Kommentar zu CDU/CSU Harmonie unter Schwestern?

Meinung | Berlin · Das Verhältnis der CDU zur CSU bleibt angespannt. Dass sich Merkel und Seehofer zuletzt versöhnt hätten, ist mehr Wunsch als Wirklichkeit.

 Oftmals uneins: Bundeskanzlerin Angela Merkel (CDU) und der CSU-Vorsitzende Horst Seehofer.

Oftmals uneins: Bundeskanzlerin Angela Merkel (CDU) und der CSU-Vorsitzende Horst Seehofer.

Foto: dpa

Im Sommer, beim Friedensgipfel von CDU und CSU in Potsdam, haben Angela Merkel und Horst Seehofer vereinbart: Sie wollen wissen, was der Basis wichtig ist. Wenn in knapp zwölf Monaten aller Voraussicht nach bereits über den nächsten Koalitionsvertrag im Bund verhandelt wird, braucht die Union in zentralen Politikfeldern programmatische Klarheit. Die Mehrheitsbildung nach der nächsten Bundestagswahl wird in einem Parlament mit womöglich sieben Parteien ohnehin schwierig genug.
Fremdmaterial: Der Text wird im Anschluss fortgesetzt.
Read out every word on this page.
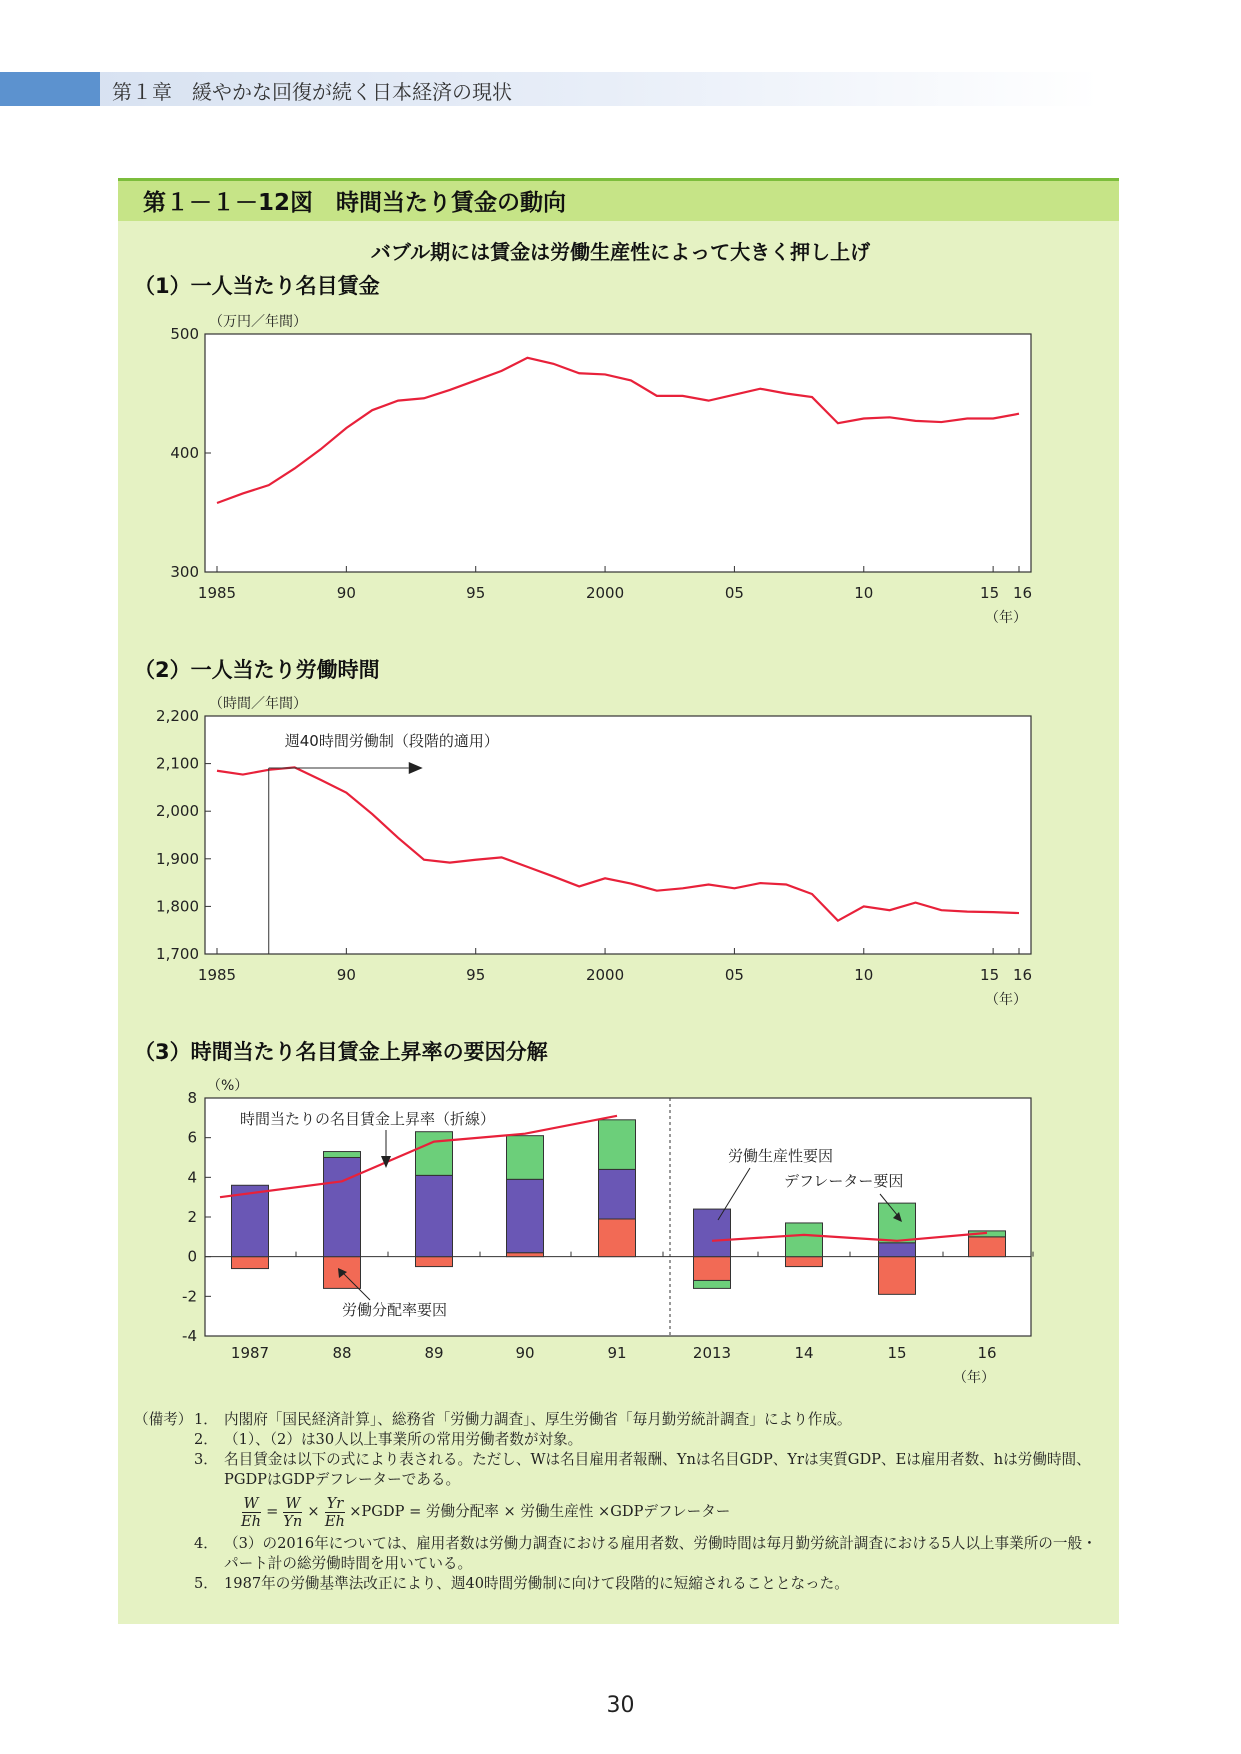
第１章　緩やかな回復が続く日本経済の現状
第１－１－12図　時間当たり賃金の動向
バブル期には賃金は労働生産性によって大きく押し上げ
（1）一人当たり名目賃金
（2）一人当たり労働時間
（3）時間当たり名目賃金上昇率の要因分解
500
400
300
（万円／年間）
1985	90	95	2000	05	10	15 16
（年）
2,200
2,100
2,000
1,900
1,800
1,700
（時間／年間）
1985	90	95	2000	05	10	15 16
（年）
週40時間労働制（段階的適用）
8
6
4
2
0
-2
-4
（%）
1987	88	89	90	91	2013	14	15	16
（年）
時間当たりの名目賃金上昇率（折線）
労働生産性要因
デフレーター要因
労働分配率要因
（備考） 1． 内閣府「国民経済計算」、総務省「労働力調査」、厚生労働省「毎月勤労統計調査」により作成。
2． （1）、（2）は30人以上事業所の常用労働者数が対象。
3． 名目賃金は以下の式により表される。ただし、Wは名目雇用者報酬、Ynは名目GDP、Yrは実質GDP、Eは雇用者数、hは労働時間、PGDPはGDPデフレーターである。
$\frac{W}{Eh} = \frac{W}{Yn} \times \frac{Yr}{Eh}$ ×PGDP = 労働分配率 × 労働生産性 ×GDPデフレーター
4． （3）の2016年については、雇用者数は労働力調査における雇用者数、労働時間は毎月勤労統計調査における5人以上事業所の一般・パート計の総労働時間を用いている。
5． 1987年の労働基準法改正により、週40時間労働制に向けて段階的に短縮されることとなった。
30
Ende dieser Woche macht die CSU bei ihrem Parteitag in München ihren Aufschlag. Anfang Dezember will sich die CDU bei ihrem Bundesparteitag in Essen für das Wahljahr aufstellen – und Merkel vermutlich wieder zu ihrer Vorsitzenden wählen und somit auch erneut zur Kanzlerkandidatin machen. Doch vorher wird in insgesamt sechs Deutschland-Kongressen von CDU und CSU die Parteibasis gehört, wie am Mittwoch in Bonn über „Bevölkerungsentwicklung und Migration“. Das Thema bewegt die Menschen. Und der Streit zwischen CDU und CSU über eine Flüchtlingsobergrenze (oder nicht ) schwelt weiter. Merkel bleibt ihrer Linie treu und damit nun auch erstmals einem CSU-Parteitag fern.

Erst die Inhalte, dann die Personalien, ließ CSU-Chef Seehofer erst vor Wochenfrist wieder eine Festlegung auf Merkel als nächste gemeinsame Kanzlerkandidatin gezielt offen. Dabei weiß der bayerische Meister der Nadelstiche selbst: Ohne Merkel würden sich beide Unionsparteien massiv schaden. Merkel jedenfalls wird sich ab Ende November bei vier CDU-Regionalkonferenzen in Neumünster, Heidelberg, Münster und Jena anhören, was die Mitglieder denken und dabei auch spüren, wem sie (noch) vertrauen.

Verhältnis zur CSU bleibt angespannt

Aber Bundeskanzler müssen auch durch schwere Zeiten, in denen sie sich nicht selten auch ein Stück von ihrer Partei entfernen. Helmut Schmidt musste eine solche Erfahrung in der Folge seines Eintretens für den Nato-Doppelbeschluss machen. Gerhard Schröder verprellte große Teile der SPD mit den Arbeitsmarktreformen seiner Agenda 2010. Merkels Härtetest der Gefolgschaft der eigenen Partei ist die Flüchtlingspolitik geworden. Beim letzten Bundesparteitag in Karlsruhe schaffte sie es immerhin, die uneingeschränkte Zustimmung der CDU-Delegierten für den Leitantrag des Vorstandes und damit für ihre Flüchtlingspolitik zu bekommen.

Gleichwohl bleibt das Verhältnis zur CSU angespannt. Dass sich Merkel und Seehofer zuletzt versöhnt hätten, ist mehr Wunsch als Wirklichkeit. Die Union steht unter Druck, muss sie doch mehr denn je fürchten, mit der Alternative für Deutschland könnte sich rechts von ihr dauerhaft ein politischer Wettbewerber festsetzen. Die Union muss die Reihen schließen – unter Schwestern. Das gelingt nicht, wenn Merkel und Seehofer Parteitage des jeweils anderen meiden und so signalisieren: Da steht etwas zwischen uns.